Migration gibt es schon lange, eigentlich schon seit Menschengedenken. Aber zumindest heutzutage ist sie ein Aufreger-Thema, nicht selten verklebt mit Vorbehalten und Ängsten. Diese negative Sicht ist
möglicherweise auch einer verengten zeitlichen Perspektive geschuldet. Das ist eine Erkenntnis, die in der Ausstellung „Evangelische Migrationsgeschichte(n)“ transportiert wird, die am 6. Juni im Nürnberger Fembohaus mit vielen, auch prominenten, Gästen eröffnet wurde.
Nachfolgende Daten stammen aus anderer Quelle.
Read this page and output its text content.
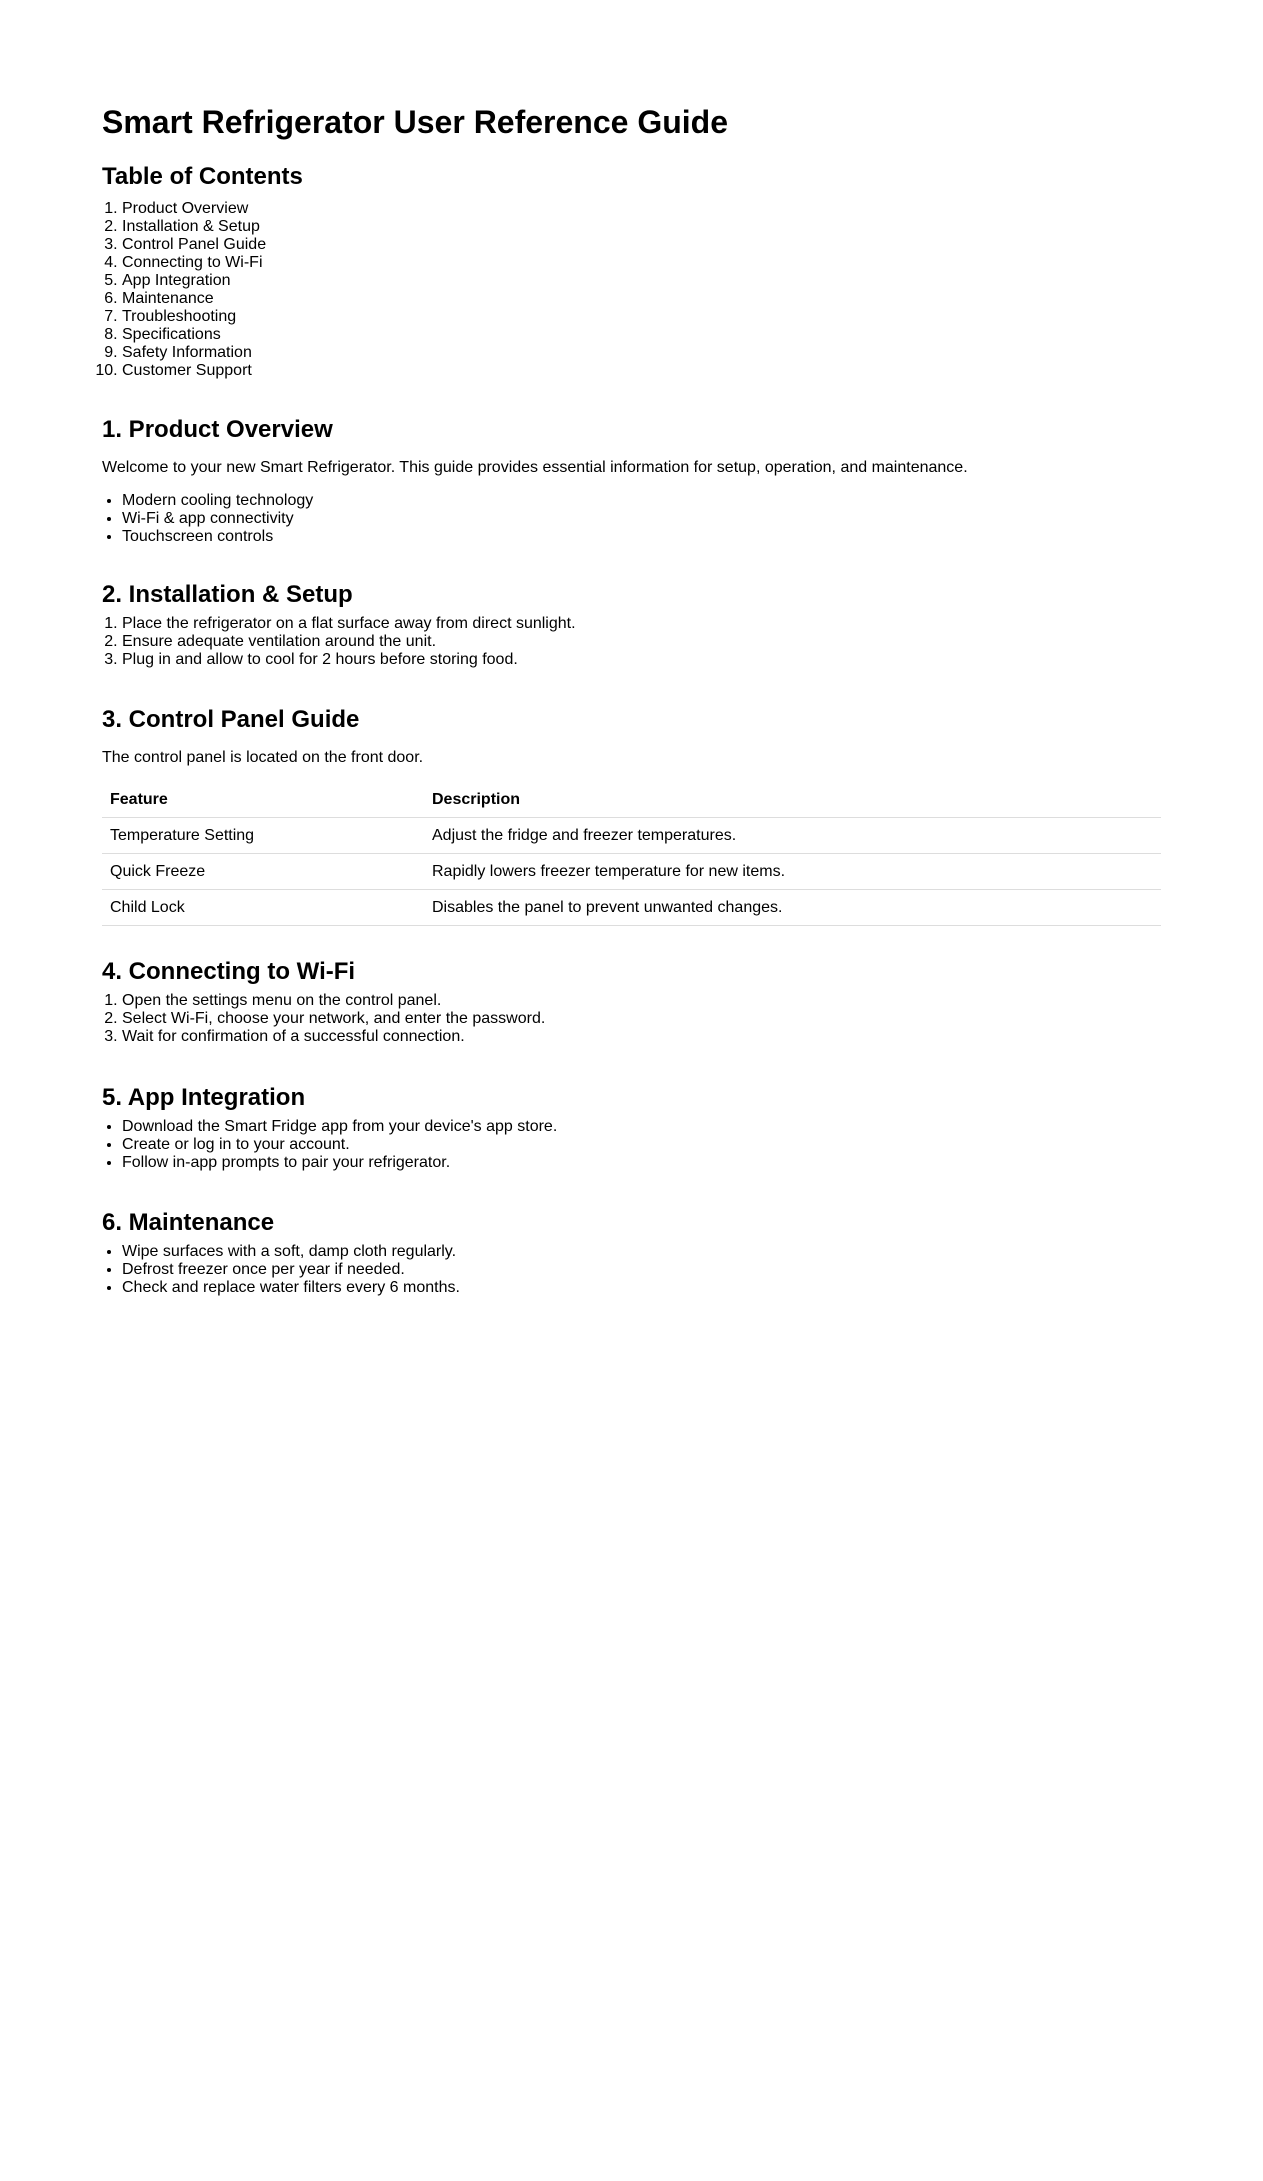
Smart Refrigerator User Reference Guide
Table of Contents
1. Product Overview
2. Installation & Setup
3. Control Panel Guide
4. Connecting to Wi-Fi
5. App Integration
6. Maintenance
7. Troubleshooting
8. Specifications
9. Safety Information
10. Customer Support
1. Product Overview

Welcome to your new Smart Refrigerator. This guide provides essential information for setup, operation, and maintenance.

• Modern cooling technology
• Wi-Fi & app connectivity
• Touchscreen controls
2. Installation & Setup
1. Place the refrigerator on a flat surface away from direct sunlight.
2. Ensure adequate ventilation around the unit.
3. Plug in and allow to cool for 2 hours before storing food.
3. Control Panel Guide

The control panel is located on the front door.

Feature	Description
Temperature Setting	Adjust the fridge and freezer temperatures.
Quick Freeze	Rapidly lowers freezer temperature for new items.
Child Lock	Disables the panel to prevent unwanted changes.
4. Connecting to Wi-Fi
1. Open the settings menu on the control panel.
2. Select Wi-Fi, choose your network, and enter the password.
3. Wait for confirmation of a successful connection.
5. App Integration
• Download the Smart Fridge app from your device's app store.
• Create or log in to your account.
• Follow in-app prompts to pair your refrigerator.
6. Maintenance
• Wipe surfaces with a soft, damp cloth regularly.
• Defrost freezer once per year if needed.
• Check and replace water filters every 6 months.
Sie zeigt die Migrationsgeschichten von 22 evangelischen Menschen aus den vergangenen fünf Jahrhunderten und repräsentiert eine Art Quintessenz der Kooperation von 12 Bildungsinstitutionen und Museen in Europa und den USA, die jeweils auch eigene Ausstellungen zum Thema anbieten. Teil dieser Zusammenarbeit ist auch die Ausstellung „Mission und Migration im 21. Jahrhundert“ des Teams der Ausstellung einBlick von Mission EineWelt.
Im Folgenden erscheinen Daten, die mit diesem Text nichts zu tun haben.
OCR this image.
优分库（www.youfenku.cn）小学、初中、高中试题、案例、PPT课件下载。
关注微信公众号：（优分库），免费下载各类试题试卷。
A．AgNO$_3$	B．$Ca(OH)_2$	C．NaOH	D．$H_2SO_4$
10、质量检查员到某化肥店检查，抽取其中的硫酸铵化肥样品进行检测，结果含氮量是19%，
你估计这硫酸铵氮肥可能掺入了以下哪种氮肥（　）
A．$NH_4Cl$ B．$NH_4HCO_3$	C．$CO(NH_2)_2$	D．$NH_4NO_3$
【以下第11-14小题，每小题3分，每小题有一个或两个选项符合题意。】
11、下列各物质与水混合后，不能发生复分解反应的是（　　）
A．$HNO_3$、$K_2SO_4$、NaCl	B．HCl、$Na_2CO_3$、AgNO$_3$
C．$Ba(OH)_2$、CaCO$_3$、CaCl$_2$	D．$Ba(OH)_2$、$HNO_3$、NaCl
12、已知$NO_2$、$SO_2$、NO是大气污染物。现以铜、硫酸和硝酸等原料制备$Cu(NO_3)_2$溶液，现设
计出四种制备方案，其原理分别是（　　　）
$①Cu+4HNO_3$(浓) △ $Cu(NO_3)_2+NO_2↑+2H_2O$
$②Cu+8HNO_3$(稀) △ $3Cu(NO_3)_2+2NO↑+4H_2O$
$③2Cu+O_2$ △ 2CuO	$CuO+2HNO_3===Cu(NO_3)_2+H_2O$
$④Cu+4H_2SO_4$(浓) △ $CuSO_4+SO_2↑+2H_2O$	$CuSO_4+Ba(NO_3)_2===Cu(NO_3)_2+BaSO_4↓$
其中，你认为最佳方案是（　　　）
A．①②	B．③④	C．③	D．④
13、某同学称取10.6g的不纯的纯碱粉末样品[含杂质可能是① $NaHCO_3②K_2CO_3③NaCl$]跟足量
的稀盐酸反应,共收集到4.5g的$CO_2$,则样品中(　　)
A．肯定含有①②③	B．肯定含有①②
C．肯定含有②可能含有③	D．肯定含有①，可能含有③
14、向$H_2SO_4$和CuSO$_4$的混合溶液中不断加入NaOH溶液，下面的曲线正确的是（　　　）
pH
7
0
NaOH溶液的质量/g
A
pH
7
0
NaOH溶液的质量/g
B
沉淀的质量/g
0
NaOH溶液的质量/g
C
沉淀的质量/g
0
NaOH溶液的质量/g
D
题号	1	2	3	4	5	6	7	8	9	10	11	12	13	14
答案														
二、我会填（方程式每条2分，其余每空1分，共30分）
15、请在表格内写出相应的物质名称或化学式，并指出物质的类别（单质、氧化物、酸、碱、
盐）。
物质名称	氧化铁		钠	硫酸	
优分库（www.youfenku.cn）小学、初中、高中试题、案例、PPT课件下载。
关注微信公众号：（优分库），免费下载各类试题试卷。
Aus den gezeigten Migrationsgeschichten wird – wie aus vielen anderen auch – deutlich: Spätestens jenseits allzu kurzfristiger Betrachtung hat sich Migration als wunderbare Chance für alle Beteiligten erwiesen. Evelyn Reitz, Leiterin der Abteilung Kulturhistorische Museen der Museen der Stadt Nürnberg präsentierte in ihrer Eröffnungsrede gleich ein Beispiel: Erbauer des Fembohauses war ein Migrant. Der protestantische Tuchhändler Philipp van Oyrl flüchtete 1585 aus seine Heimatstadt Antwerpen, nachdem diese von katholischen spanischen Truppen erobert worden war, nach Nürnberg.
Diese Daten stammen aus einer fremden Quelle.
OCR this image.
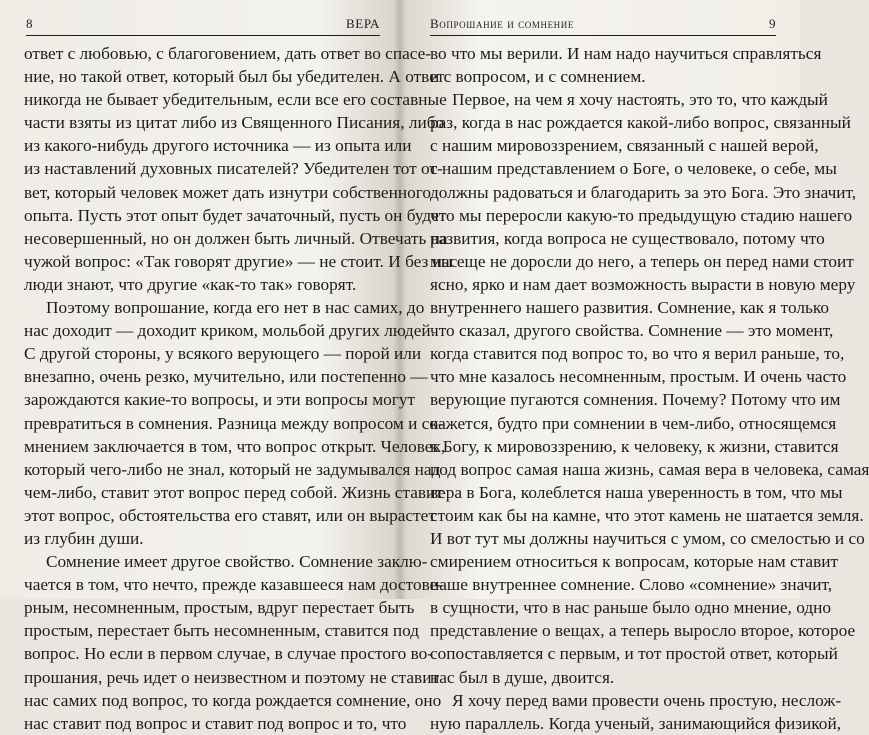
8	ВЕРА
ответ с любовью, с благоговением, дать ответ во спасе-
ние, но такой ответ, который был бы убедителен. А ответ
никогда не бывает убедительным, если все его составные
части взяты из цитат либо из Священного Писания, либо
из какого-нибудь другого источника — из опыта или
из наставлений духовных писателей? Убедителен тот от-
вет, который человек может дать изнутри собственного
опыта. Пусть этот опыт будет зачаточный, пусть он будет
несовершенный, но он должен быть личный. Отвечать на
чужой вопрос: «Так говорят другие» — не стоит. И без нас
люди знают, что другие «как-то так» говорят.
Поэтому вопрошание, когда его нет в нас самих, до
нас доходит — доходит криком, мольбой других людей.
С другой стороны, у всякого верующего — порой или
внезапно, очень резко, мучительно, или постепенно —
зарождаются какие-то вопросы, и эти вопросы могут
превратиться в сомнения. Разница между вопросом и со-
мнением заключается в том, что вопрос открыт. Человек,
который чего-либо не знал, который не задумывался над
чем-либо, ставит этот вопрос перед собой. Жизнь ставит
этот вопрос, обстоятельства его ставят, или он вырастет
из глубин души.
Сомнение имеет другое свойство. Сомнение заклю-
чается в том, что нечто, прежде казавшееся нам достове-
рным, несомненным, простым, вдруг перестает быть
простым, перестает быть несомненным, ставится под
вопрос. Но если в первом случае, в случае простого во-
прошания, речь идет о неизвестном и поэтому не ставит
нас самих под вопрос, то когда рождается сомнение, оно
нас ставит под вопрос и ставит под вопрос и то, что
Вопрошание и сомнение	9
во что мы верили. И нам надо научиться справляться
и с вопросом, и с сомнением.
Первое, на чем я хочу настоять, это то, что каждый
раз, когда в нас рождается какой-либо вопрос, связанный
с нашим мировоззрением, связанный с нашей верой,
с нашим представлением о Боге, о человеке, о себе, мы
должны радоваться и благодарить за это Бога. Это значит,
что мы переросли какую-то предыдущую стадию нашего
развития, когда вопроса не существовало, потому что
мы еще не доросли до него, а теперь он перед нами стоит
ясно, ярко и нам дает возможность вырасти в новую меру
внутреннего нашего развития. Сомнение, как я только
что сказал, другого свойства. Сомнение — это момент,
когда ставится под вопрос то, во что я верил раньше, то,
что мне казалось несомненным, простым. И очень часто
верующие пугаются сомнения. Почему? Потому что им
кажется, будто при сомнении в чем-либо, относящемся
к Богу, к мировоззрению, к человеку, к жизни, ставится
под вопрос самая наша жизнь, самая вера в человека, самая
вера в Бога, колеблется наша уверенность в том, что мы
стоим как бы на камне, что этот камень не шатается земля.
И вот тут мы должны научиться с умом, со смелостью и со
смирением относиться к вопросам, которые нам ставит
наше внутреннее сомнение. Слово «сомнение» значит,
в сущности, что в нас раньше было одно мнение, одно
представление о вещах, а теперь выросло второе, которое
сопоставляется с первым, и тот простой ответ, который
нас был в душе, двоится.
Я хочу перед вами провести очень простую, неслож-
ную параллель. Когда ученый, занимающийся физикой,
Auch die Nürnberger Bürgermeisterin Julia Lehner (CSU) betonte: „Wir vergessen allzu oft, dass Migration vor allem auch eine Chance ist.“ Bei allen Schwierigkeiten biete Migration unter anderem die Möglichkeit zur Horizonterweiterung, zum Einblick in andere Lebensformen und dazu, „gemeinsam Neues zu schöpfen“. Lehner erinnerte auch an den Kirchentag in Nürnberg von 1979. „Dort“, sagte sie, „habe ich eine Willkommenskultur erlebt, die für mich Maßstab geworden ist: Jede, jeder soll sich willkommen fühlen.“
Thomas Greif, Leiter des Museums und Archivs der Rummelsberger Diakonie und federführend in der Kooperation, bezog sich zusammenfassend auf einen Gedanken des Schirmherrn der Ausstellung, Heinrich Bedford-Strohm, Landesbischof der Evangelisch-Lutherischen Kirche in Bayern. Demnach, so Greif, zeige das Ausstellungsprojekt, dass „Migration kein Phänomen unserer Zeit“ sei, sondern „zeitlos unser Menschsein“ präge. Für Greif persönlich sind Migration und Weltoffenheit nicht nur eine Chance, sondern auch ein Pfand auf eine gute Zukunft: „Wenn wir nicht untergehen wollen in dieser verrückten Welt, müssen wir Europäer zusammen nach vorne schauen und nicht den Populisten zurück in die Sackgasse der Nationalstaaten folgen.“
In Zeiten, in denen Europa sich anschickt, sich mehr und mehr nach außen abzuschotten und auf Abschreckung von Migrant*innen zu setzen, sind die Evangelischen Migrationsgeschichten ein wichtiges Signal – dafür, dass wir mit Abschottung gegen Menschen aus anderen Ländern eine wichtige Chance verpassen. Zu unseren eigenen Lasten.